As the COVID-19 pandemic wreaks havoc on the physical retail industry, different retail companies have seen various degrees of impact. An extreme example of this concerns Japan-based Muji, which had previously been suffering from inventory issues. Pursuant to the pandemic’s prompt proliferation, many Muji stores across the globe have closed down, exacerbating the company’s excess stock. Muji now faces the dilemma of engaging in massive discounts or protecting its brand image.

As reported in the Nikkei Asian Review, 90% of Muji’s retail stores in Japan have either gone out of business or adopted reduced hours. As well, most Muji stores in the U.S. and Europe have temporarily suspended operations, causing an excess inventory buildup of Muji’s spring and summer apparels.

Some analysts have pointed out that if Muji’s revenues for the first six months of the fiscal year were to drop by 25-30%, then the company would most likely find its operating profits in the red. On the other hand, inventory-clearing sales come with the unfortunate side effect of raising Muji’s break-even point, in turn slashing its profitability.

The Nikkei report also finds that Muji’s inventory problems have long been in the making. Muji was unable to accurately model customer demand for the past fiscal year because of the South Korean public’s boycott of Japanese-owned companies, the protests in Hong Kong, increased consumption taxes in Japan, and an abnormally warm winter, in turn leading to the company’s second consecutive year of declines in income and operating profits.

Muji’s net operating profits this year dropped by 31% up until February. Satoru Matsuzaki, president of Muji’s parent company Ryohin Keikaku, forecasts potentially declining consumption even if the pandemic can be resolved.

In spite of Muji’s plans to reduce orders in fall and winter, the risk of excess inventory will persist unless the pandemic is resolved. Some analysts think Muji has now placed itself in an even worse position by failing to address its inventory issues in time.

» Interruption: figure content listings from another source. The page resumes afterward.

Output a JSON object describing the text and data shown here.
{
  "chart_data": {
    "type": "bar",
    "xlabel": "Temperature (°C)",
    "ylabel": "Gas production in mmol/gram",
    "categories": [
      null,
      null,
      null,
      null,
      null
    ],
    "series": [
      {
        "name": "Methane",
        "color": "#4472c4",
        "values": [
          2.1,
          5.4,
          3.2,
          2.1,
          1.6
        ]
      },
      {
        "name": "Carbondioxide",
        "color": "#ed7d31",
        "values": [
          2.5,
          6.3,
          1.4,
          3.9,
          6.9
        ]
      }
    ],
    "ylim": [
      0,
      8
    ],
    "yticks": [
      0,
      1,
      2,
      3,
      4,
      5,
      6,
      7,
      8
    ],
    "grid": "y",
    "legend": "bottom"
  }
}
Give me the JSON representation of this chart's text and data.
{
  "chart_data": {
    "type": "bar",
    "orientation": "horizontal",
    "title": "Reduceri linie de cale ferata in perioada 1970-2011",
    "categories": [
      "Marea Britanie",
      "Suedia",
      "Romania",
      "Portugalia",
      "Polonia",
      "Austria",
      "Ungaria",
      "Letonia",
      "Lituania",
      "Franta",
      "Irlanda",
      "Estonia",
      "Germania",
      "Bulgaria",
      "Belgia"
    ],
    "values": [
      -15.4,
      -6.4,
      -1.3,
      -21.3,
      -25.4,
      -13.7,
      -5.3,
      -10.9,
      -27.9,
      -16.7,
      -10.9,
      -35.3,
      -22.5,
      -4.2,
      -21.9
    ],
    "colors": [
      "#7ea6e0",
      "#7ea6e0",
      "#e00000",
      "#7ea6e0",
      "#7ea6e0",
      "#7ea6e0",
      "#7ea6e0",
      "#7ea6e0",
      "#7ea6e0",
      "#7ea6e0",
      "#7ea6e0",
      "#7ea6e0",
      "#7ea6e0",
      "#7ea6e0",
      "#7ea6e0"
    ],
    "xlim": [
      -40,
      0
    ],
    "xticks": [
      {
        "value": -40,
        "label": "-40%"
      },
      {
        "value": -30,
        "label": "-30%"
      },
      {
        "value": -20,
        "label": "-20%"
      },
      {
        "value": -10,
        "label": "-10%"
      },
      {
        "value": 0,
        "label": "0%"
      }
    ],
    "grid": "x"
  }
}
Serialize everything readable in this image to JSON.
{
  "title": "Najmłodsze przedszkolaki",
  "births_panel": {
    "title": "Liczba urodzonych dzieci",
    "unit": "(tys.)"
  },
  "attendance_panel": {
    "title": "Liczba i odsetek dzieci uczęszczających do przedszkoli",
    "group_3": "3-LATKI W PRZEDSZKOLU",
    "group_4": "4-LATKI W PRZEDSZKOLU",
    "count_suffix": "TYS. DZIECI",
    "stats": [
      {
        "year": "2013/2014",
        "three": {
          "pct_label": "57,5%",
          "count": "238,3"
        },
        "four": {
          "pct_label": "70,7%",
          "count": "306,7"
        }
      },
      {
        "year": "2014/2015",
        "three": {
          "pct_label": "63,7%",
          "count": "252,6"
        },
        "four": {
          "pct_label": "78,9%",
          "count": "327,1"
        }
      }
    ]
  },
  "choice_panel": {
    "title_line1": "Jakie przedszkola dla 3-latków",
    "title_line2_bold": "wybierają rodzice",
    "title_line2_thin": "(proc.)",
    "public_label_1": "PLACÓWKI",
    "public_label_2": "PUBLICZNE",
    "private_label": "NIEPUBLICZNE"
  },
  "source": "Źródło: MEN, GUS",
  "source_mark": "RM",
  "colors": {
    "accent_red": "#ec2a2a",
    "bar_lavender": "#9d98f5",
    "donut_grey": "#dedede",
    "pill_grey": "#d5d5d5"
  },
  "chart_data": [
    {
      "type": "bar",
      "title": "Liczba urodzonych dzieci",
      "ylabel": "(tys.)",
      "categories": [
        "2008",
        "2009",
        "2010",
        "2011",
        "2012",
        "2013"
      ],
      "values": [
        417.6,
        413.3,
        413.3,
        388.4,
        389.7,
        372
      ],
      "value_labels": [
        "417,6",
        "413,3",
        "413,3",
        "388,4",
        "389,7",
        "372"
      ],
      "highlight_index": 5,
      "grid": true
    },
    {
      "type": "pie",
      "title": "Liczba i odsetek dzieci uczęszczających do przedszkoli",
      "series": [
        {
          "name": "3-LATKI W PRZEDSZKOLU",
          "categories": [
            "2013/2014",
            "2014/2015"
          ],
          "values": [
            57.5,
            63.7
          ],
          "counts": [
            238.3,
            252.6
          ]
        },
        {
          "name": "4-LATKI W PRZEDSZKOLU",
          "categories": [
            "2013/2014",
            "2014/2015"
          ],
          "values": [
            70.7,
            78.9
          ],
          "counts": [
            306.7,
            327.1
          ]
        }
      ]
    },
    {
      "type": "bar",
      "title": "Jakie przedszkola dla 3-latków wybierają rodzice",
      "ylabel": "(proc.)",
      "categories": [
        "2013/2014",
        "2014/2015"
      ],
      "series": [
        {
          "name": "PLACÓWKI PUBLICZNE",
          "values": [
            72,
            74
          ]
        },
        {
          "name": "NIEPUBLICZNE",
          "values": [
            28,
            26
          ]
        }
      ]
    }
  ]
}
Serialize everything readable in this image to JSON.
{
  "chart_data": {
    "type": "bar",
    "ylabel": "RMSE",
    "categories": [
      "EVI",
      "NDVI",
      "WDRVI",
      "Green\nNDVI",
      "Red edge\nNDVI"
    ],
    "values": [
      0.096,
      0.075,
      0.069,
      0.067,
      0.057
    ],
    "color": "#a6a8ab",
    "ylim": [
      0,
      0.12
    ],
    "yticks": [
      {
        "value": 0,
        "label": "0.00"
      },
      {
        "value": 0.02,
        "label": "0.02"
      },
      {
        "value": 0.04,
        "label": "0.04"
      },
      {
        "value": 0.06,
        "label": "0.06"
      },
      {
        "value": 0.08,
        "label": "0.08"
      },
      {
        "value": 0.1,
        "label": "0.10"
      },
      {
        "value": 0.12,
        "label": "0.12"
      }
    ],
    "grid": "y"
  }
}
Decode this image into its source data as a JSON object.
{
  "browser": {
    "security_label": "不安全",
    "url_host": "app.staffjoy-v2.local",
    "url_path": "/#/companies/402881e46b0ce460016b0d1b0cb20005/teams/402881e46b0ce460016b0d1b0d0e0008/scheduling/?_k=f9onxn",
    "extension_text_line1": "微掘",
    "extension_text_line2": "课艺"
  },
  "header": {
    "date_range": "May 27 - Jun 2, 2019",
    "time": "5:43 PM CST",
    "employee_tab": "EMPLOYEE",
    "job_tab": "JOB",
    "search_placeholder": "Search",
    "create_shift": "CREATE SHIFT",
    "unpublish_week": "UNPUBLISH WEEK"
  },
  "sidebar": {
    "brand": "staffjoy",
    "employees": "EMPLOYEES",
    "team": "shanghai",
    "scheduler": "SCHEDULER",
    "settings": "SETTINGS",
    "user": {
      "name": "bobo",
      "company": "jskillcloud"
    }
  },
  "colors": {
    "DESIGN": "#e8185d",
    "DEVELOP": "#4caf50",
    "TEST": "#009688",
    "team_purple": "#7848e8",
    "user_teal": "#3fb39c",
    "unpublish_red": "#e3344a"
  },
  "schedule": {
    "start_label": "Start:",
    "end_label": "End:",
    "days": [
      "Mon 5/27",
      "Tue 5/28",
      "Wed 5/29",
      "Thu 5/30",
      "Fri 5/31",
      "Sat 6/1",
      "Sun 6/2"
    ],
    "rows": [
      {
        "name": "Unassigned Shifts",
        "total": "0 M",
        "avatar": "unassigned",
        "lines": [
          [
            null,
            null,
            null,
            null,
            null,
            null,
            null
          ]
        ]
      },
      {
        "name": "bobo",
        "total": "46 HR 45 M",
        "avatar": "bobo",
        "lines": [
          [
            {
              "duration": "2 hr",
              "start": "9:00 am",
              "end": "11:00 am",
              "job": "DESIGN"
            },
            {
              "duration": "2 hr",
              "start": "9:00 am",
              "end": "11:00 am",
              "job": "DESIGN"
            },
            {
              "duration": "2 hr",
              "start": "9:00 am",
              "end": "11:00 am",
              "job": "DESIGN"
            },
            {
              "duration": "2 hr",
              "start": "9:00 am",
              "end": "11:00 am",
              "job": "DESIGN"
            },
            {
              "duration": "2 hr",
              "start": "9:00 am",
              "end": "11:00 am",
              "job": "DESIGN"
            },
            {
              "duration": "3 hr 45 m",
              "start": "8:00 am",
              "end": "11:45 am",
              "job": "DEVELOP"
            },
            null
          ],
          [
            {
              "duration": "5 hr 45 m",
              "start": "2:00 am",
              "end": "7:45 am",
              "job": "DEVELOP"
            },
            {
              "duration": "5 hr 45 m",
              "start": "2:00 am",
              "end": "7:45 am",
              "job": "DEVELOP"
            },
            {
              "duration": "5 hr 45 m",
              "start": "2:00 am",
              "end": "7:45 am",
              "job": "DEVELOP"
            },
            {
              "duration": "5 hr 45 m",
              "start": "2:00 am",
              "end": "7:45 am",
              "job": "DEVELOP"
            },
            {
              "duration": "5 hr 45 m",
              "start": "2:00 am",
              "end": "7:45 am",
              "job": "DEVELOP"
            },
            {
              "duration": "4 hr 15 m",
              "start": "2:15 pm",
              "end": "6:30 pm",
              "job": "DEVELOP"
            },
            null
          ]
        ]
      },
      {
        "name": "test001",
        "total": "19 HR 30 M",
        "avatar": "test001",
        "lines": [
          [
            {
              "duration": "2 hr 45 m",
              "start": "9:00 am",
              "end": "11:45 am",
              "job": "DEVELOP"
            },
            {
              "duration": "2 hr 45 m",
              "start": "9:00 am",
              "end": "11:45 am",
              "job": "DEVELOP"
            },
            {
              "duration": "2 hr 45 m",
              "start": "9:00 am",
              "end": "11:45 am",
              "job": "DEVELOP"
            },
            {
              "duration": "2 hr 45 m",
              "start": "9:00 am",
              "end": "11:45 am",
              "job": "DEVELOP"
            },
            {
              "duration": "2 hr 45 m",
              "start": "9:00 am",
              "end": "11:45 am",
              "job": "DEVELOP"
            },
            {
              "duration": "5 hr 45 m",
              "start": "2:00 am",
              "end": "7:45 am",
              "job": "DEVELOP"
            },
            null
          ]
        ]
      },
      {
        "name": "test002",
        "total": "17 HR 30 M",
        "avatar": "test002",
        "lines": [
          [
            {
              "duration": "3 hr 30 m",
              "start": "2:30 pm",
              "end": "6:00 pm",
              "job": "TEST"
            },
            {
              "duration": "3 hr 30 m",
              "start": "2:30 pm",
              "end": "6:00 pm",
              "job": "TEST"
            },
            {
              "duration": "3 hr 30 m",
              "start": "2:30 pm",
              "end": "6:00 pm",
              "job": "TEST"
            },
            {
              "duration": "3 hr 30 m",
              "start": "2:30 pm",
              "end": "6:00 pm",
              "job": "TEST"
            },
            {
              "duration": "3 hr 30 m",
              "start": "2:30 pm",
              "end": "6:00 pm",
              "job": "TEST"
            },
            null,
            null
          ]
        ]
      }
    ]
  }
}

Analysts from JP Morgan’s Japanese offices state that the COVID-19 pandemic has had a larger than expected impact on Muji’s inventory levels, and the retailer may be forced to destock via discounts or price cuts. However, Muji’s CEO emphasizes that the company has generally eschewed such measures regarding non-seasonal goods, in an effort to better control its gross margins.

Yet another consideration is that pricing discounts will likely damage Muji’s brand image. Once the public perceives a brand as cheap, the brand will face an uphill battle in recovering its once-prestigious image – and prices to match. Goldman Sachs believes that brands run the risk of further damages in the face of COVID-19 if they were to run discounts during the pandemic.

Muji’s loss considerably surpassed that of fashion retailer Uniqlo, which operates under a low-cost model across the board, from factories to stores. M2C (manufacturer-to-consumer) companies, such as Uniqlo, are able to easily adapt to market fluctuations and cut losses.

Muji saw its share price fall from ¥4,120 in summer 2018 to just under ¥1,000 last month. Since COVID-19 was declared a pandemic in March, Muji’s share price has dropped 19%, while Uniqlo’s parent company Fast Retailing saw a mere 7% dip. Nitori Holdings, Muji’s competitor in the furniture industry, conversely saw its share price growing by 10% in the same period.